# Looking for a place in Ogden, UT



## Strikes (Jun 4, 2013)

Hello all, 

I'm not new to the site, but when I made my account I was deployed and just very interested in Martial Arts.  I am now located in Ogden, UT and was wondering if anyone could recommend a good place?

I think I'd like to learn a style of Karate or TKD, I have found a couple places but I'm not sure if they are good or not, and I don't want a place that is more geared towards kids.  I am 26, about 140lbs and 5'10".  I'm pretty flexible but I'm sure that can improve, and I'd like to learn more for self defense over sport (although I know TKD is more sport driven).

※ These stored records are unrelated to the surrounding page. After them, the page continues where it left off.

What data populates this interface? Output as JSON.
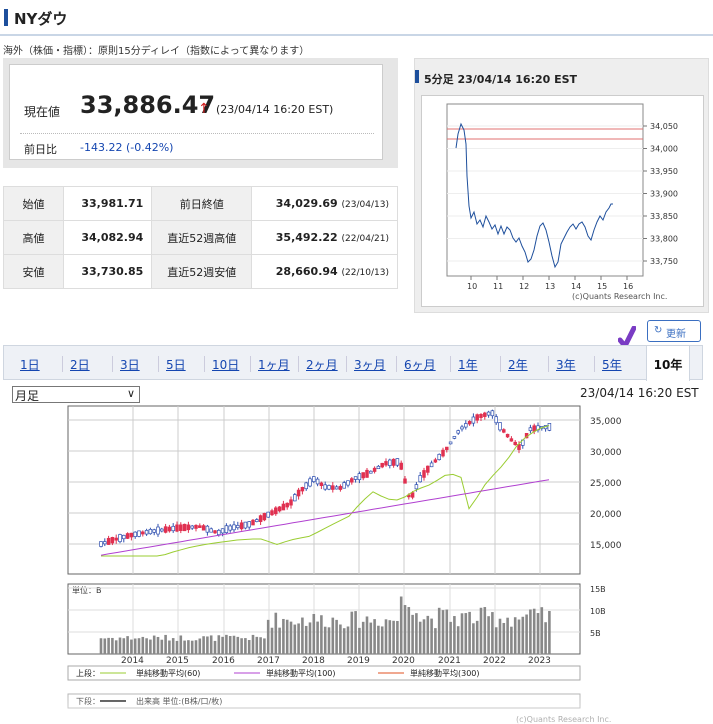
{
  "header": {
    "title": "NYダウ"
  },
  "notice": "海外（株価・指標）：原則15分ディレイ（指数によって異なります）",
  "quote": {
    "price_label": "現在値",
    "price": "33,886.47",
    "arrow": "↑",
    "time": "(23/04/14 16:20 EST)",
    "diff_label": "前日比",
    "diff": "-143.22 (-0.42%)"
  },
  "stats": {
    "rows": [
      {
        "l1": "始値",
        "v1": "33,981.71",
        "l2": "前日終値",
        "v2": "34,029.69",
        "d2": "(23/04/13)"
      },
      {
        "l1": "高値",
        "v1": "34,082.94",
        "l2": "直近52週高値",
        "v2": "35,492.22",
        "d2": "(22/04/21)"
      },
      {
        "l1": "安値",
        "v1": "33,730.85",
        "l2": "直近52週安値",
        "v2": "28,660.94",
        "d2": "(22/10/13)"
      }
    ]
  },
  "mini_chart": {
    "title": "5分足 23/04/14 16:20 EST",
    "credit": "(c)Quants Research Inc.",
    "y_ticks": [
      "34,050",
      "34,000",
      "33,950",
      "33,900",
      "33,850",
      "33,800",
      "33,750"
    ],
    "x_ticks": [
      "10",
      "11",
      "12",
      "13",
      "14",
      "15",
      "16"
    ]
  },
  "refresh_label": "更新",
  "tabs": [
    {
      "label": "1日"
    },
    {
      "label": "2日"
    },
    {
      "label": "3日"
    },
    {
      "label": "5日"
    },
    {
      "label": "10日"
    },
    {
      "label": "1ヶ月"
    },
    {
      "label": "2ヶ月"
    },
    {
      "label": "3ヶ月"
    },
    {
      "label": "6ヶ月"
    },
    {
      "label": "1年"
    },
    {
      "label": "2年"
    },
    {
      "label": "3年"
    },
    {
      "label": "5年"
    },
    {
      "label": "10年"
    }
  ],
  "active_tab": "10年",
  "period_select": {
    "value": "月足"
  },
  "big_chart": {
    "time": "23/04/14 16:20 EST",
    "y_ticks": [
      "35,000",
      "30,000",
      "25,000",
      "20,000",
      "15,000"
    ],
    "vol_ticks": [
      "15B",
      "10B",
      "5B"
    ],
    "vol_unit": "単位：B",
    "x_ticks": [
      "2014",
      "2015",
      "2016",
      "2017",
      "2018",
      "2019",
      "2020",
      "2021",
      "2022",
      "2023"
    ],
    "legend_top_label": "上段：",
    "legend_top": [
      "単純移動平均(60)",
      "単純移動平均(100)",
      "単純移動平均(300)"
    ],
    "legend_bottom_label": "下段：",
    "legend_bottom": "出来高 単位:(B株/口/枚)",
    "credit": "(c)Quants Research Inc.",
    "colors": {
      "ma60": "#9acd32",
      "ma100": "#b040d0",
      "ma300": "#e05020",
      "up": "#ffffff",
      "down": "#e03050",
      "up_border": "#3050b0"
    }
  }
}
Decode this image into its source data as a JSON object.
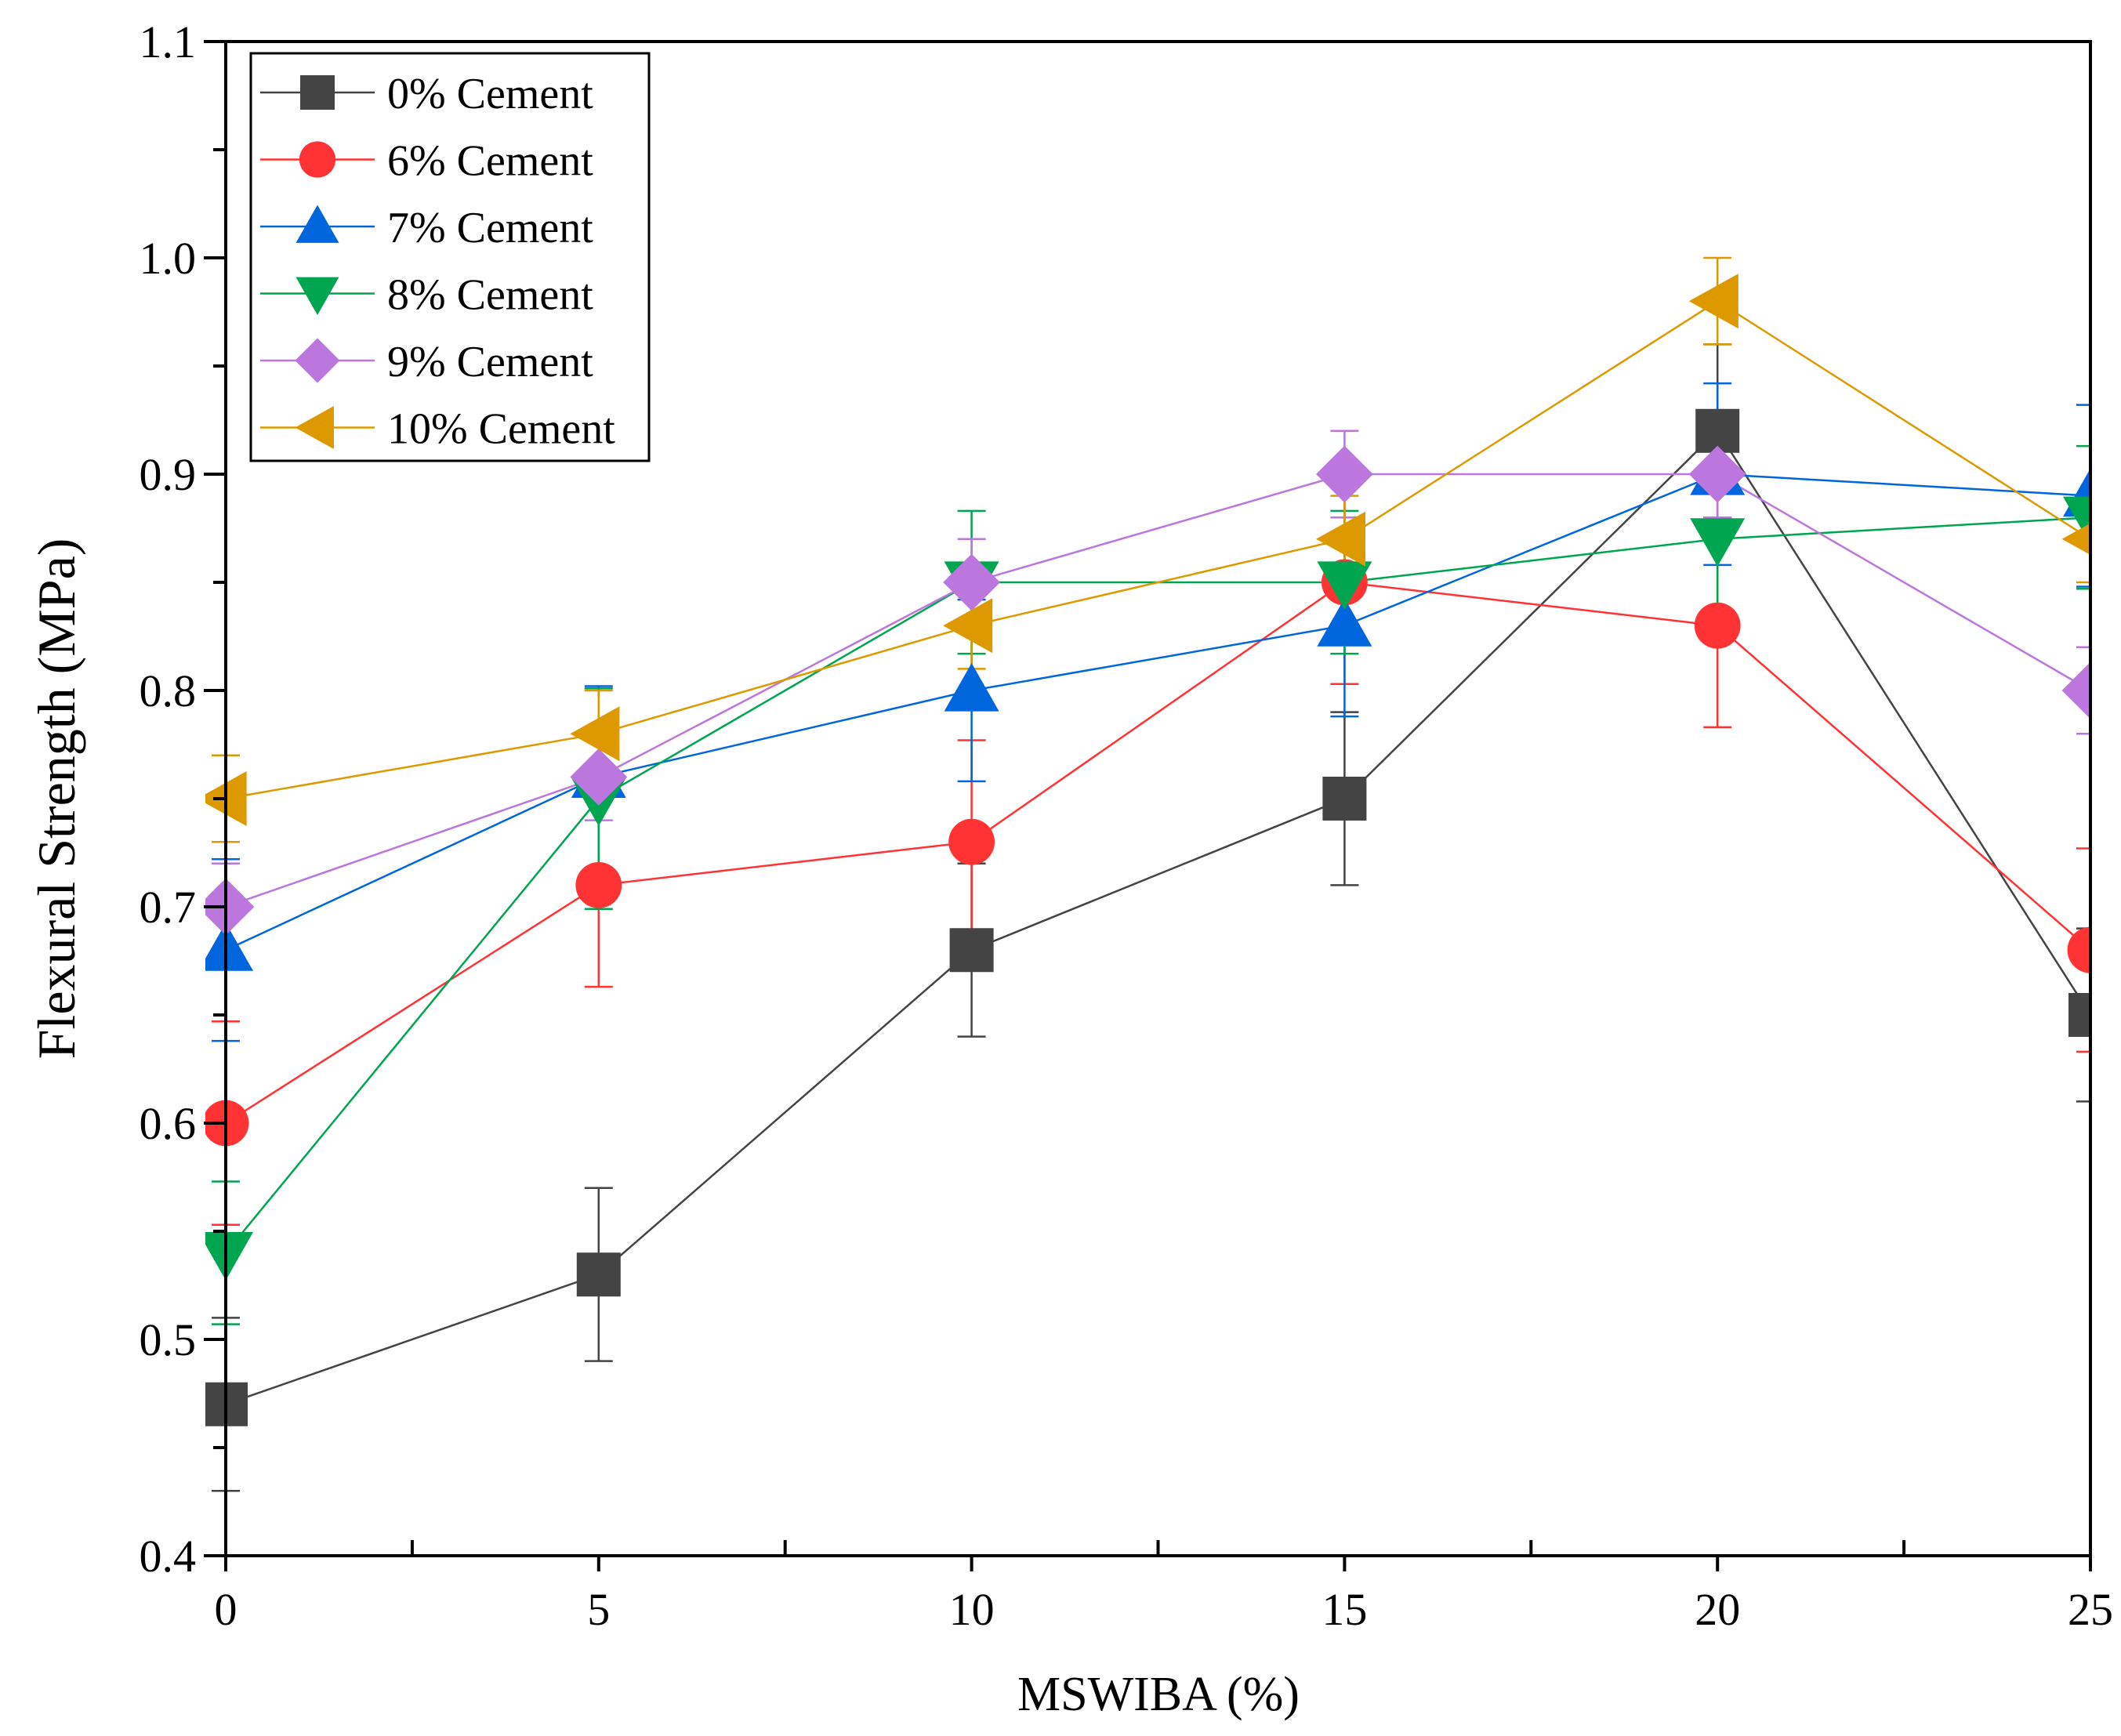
{
  "chart_data": {
    "type": "line",
    "title": "",
    "xlabel": "MSWIBA (%)",
    "ylabel": "Flexural Strength (MPa)",
    "xlim": [
      0,
      25
    ],
    "ylim": [
      0.4,
      1.1
    ],
    "x_ticks": [
      "0",
      "5",
      "10",
      "15",
      "20",
      "25"
    ],
    "y_ticks": [
      "0.4",
      "0.5",
      "0.6",
      "0.7",
      "0.8",
      "0.9",
      "1.0",
      "1.1"
    ],
    "x_tick_values": [
      0,
      5,
      10,
      15,
      20,
      25
    ],
    "y_tick_values": [
      0.4,
      0.5,
      0.6,
      0.7,
      0.8,
      0.9,
      1.0,
      1.1
    ],
    "x_minor_tick_values": [
      2.5,
      7.5,
      12.5,
      17.5,
      22.5
    ],
    "y_minor_tick_values": [
      0.45,
      0.55,
      0.65,
      0.75,
      0.85,
      0.95,
      1.05
    ],
    "grid": false,
    "legend_position": "top-left",
    "x": [
      0,
      5,
      10,
      15,
      20,
      25
    ],
    "series": [
      {
        "name": "0% Cement",
        "marker": "square",
        "color": "#444444",
        "values": [
          0.47,
          0.53,
          0.68,
          0.75,
          0.92,
          0.65
        ],
        "errors": [
          0.04,
          0.04,
          0.04,
          0.04,
          0.04,
          0.04
        ]
      },
      {
        "name": "6% Cement",
        "marker": "circle",
        "color": "#ff3333",
        "values": [
          0.6,
          0.71,
          0.73,
          0.85,
          0.83,
          0.68
        ],
        "errors": [
          0.047,
          0.047,
          0.047,
          0.047,
          0.047,
          0.047
        ]
      },
      {
        "name": "7% Cement",
        "marker": "triangle-up",
        "color": "#0066dd",
        "values": [
          0.68,
          0.76,
          0.8,
          0.83,
          0.9,
          0.89
        ],
        "errors": [
          0.042,
          0.042,
          0.042,
          0.042,
          0.042,
          0.042
        ]
      },
      {
        "name": "8% Cement",
        "marker": "triangle-down",
        "color": "#00a550",
        "values": [
          0.54,
          0.75,
          0.85,
          0.85,
          0.87,
          0.88
        ],
        "errors": [
          0.033,
          0.051,
          0.033,
          0.033,
          0.033,
          0.033
        ]
      },
      {
        "name": "9% Cement",
        "marker": "diamond",
        "color": "#bb77dd",
        "values": [
          0.7,
          0.76,
          0.85,
          0.9,
          0.9,
          0.8
        ],
        "errors": [
          0.02,
          0.02,
          0.02,
          0.02,
          0.02,
          0.02
        ]
      },
      {
        "name": "10% Cement",
        "marker": "triangle-left",
        "color": "#dd9900",
        "values": [
          0.75,
          0.78,
          0.83,
          0.87,
          0.98,
          0.87
        ],
        "errors": [
          0.02,
          0.02,
          0.02,
          0.02,
          0.02,
          0.02
        ]
      }
    ]
  }
}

Here's a couple places I found (can't find any Karate places for adults really)
http://www.modtaekwondoutah.com/
http://www.ogdentkd.com/index1.asp

Thanks guys,
I love the info here.
~Quinn


----------



## Strikes (Jun 5, 2013)

Anyone know about any schools out here?  I'm open to other MA's as well, I'd love to find a good Hapkido place or something along those lines as well.  I have very basic training in EPAK, but found that it was mostly right handed (I'm left), and the typical "if this happens, do this" which I've heard is bad because not all punches will be the same etc..


----------



## Strikes (Jun 5, 2013)

I also found this place, but can't find much on the style: http://www.utahkarateinstitute.com/index.html


----------